Ocular drug delivery through ophthalmic lenses (OLs) has been investigated in the last decades as an alternative to the commonly used eye drops. One of the main advantages of using therapeutic OLs is that they allow achieving a more controlled release than the eye drops. More, drugs delivered through topical application present a short residence time in the tear film, leading to a low drug bioavailability (< 5%), whereas, therapeutic OLs may increase the ocular residence time of drugs, minimizing drug waste and side effects.

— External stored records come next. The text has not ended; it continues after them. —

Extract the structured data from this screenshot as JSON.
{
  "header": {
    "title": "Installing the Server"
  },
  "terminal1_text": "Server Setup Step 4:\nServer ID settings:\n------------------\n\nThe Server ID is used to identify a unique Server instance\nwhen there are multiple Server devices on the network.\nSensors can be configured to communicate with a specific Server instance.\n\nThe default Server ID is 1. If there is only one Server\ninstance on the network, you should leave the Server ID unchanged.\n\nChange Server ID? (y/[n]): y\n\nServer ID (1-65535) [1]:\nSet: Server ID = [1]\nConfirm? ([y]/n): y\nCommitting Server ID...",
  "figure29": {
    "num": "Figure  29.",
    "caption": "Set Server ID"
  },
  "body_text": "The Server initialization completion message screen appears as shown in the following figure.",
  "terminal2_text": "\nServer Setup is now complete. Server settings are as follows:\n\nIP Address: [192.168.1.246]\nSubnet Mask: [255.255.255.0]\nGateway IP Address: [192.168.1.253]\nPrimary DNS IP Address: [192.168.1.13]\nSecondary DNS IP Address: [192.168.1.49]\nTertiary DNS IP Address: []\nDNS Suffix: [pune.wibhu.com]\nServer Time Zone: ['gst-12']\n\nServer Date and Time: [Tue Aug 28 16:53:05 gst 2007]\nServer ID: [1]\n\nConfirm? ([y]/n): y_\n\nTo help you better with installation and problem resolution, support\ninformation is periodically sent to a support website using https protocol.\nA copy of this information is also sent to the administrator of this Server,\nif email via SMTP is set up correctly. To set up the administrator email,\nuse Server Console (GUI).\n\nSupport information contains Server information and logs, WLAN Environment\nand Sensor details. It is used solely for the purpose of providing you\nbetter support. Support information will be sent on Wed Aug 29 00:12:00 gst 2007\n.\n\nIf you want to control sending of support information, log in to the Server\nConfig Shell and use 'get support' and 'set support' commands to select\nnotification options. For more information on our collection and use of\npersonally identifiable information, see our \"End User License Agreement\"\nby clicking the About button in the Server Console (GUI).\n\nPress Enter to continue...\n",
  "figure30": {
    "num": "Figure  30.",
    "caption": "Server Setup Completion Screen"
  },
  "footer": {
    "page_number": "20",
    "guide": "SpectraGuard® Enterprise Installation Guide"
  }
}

In this work, a mathematical description of the diffusion-based release mechanism of a drug from an OL material is described: 1) from a single poly(2-hydroxyethylmethacrylate) (PHEMA) based lens and 2) from a multi-layer PHEMA lens (3 layers), where only the inner layer is drug loaded. Diffusivity of the studied model drugs (levofloxacin and chlorhexidine) and a mass transfer related parameter are obtained through the fitting of the mathematical numeric solutions to experimental drug release results. The numerical results here obtained are compared with those obtained with a general analytic solution for the same diffusion-based process.
It is shown that the proper combination of materials with adequate drug diffusivity, thicknesses and interfacial transport characteristics allows for the control of the drug delivery from multi-layered ophthalmic lenses, such that drug bursts can be minimized, and the release time can be optimized.